I am handling sequences in FASTA format. I used bioperl to parse the sequences. Now, I have to select any two sequences randomly at a time and use it to find the unknown motif. My initial aim is to choose any sequences randomly. I read that function rand() is used to do randomization. But my concern is how can I do it using function rand()? As rand() uses array for randomization and I cannot put the sequences in an array as I think it will not be efficient. Also, does rand() chooses the sequences only once or it may choose the sequences more than once randomly? This code is suppose to run on any number of sequences with a fasta file as input.
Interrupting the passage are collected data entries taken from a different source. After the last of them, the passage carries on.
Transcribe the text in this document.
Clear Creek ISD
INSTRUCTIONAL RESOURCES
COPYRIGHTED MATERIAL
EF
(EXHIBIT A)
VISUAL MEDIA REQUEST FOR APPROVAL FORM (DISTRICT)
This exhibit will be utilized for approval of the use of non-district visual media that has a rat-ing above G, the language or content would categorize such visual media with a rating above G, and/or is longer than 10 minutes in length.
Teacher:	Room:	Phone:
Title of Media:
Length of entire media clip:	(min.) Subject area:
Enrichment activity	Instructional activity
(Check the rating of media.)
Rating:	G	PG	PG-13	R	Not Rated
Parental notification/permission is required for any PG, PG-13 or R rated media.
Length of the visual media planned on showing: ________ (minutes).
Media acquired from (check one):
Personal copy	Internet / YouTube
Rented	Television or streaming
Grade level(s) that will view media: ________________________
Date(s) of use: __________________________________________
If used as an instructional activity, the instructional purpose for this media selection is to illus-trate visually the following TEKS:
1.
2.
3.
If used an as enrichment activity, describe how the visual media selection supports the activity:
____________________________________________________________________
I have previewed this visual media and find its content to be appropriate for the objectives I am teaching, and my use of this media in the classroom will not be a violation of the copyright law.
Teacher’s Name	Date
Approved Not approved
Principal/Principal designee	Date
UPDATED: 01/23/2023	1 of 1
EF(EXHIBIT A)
My aim is to follow the greedy algorithm approach from the book An Introduction to Bioinformatics Algorithm by Jones and Pevzner. Here they have used only first two sequences to find (s1,s2) and then rest of the sequences compared with these two vectors to find the score. In my homework problem I have to choose the pair of sequences randomly. The code is as follows:
GREEDYMOTIFSEARCH(DNA, t, n, l) 1 bestMotif ← (1, 1, . . . , 1) 2 s ← (1, 1, . . . , 1) 3 for s1 ← 1 to n − l + 1 4 for s2 ← 1 to n − l + 1 5 if Score(s, 2,DNA) > Score(bestMotif , 2,DNA) 6 BestMotif1 ← s1 7 BestMotif2 ← s2 8 s1 ← BestMotif1 9 s2 ← BestMotif2 10 for i ← 3 to t 11 for si ← 1 to n − l + 1 12 if Score(s, i,DNA) > Score(bestMotif, i,DNA) 13 bestMotifi ← si 14 si ← bestMotifi 15 return bestMotif
where l is the length of the motif I have to find(this is taken from user), n is the number of nucleotide in a single sequence and t are the number of sequences. Thank you for looking at this question. Any help is greatly appreciated. Let me know if my question is not put in a clear way and I will try to rewrite it in other words.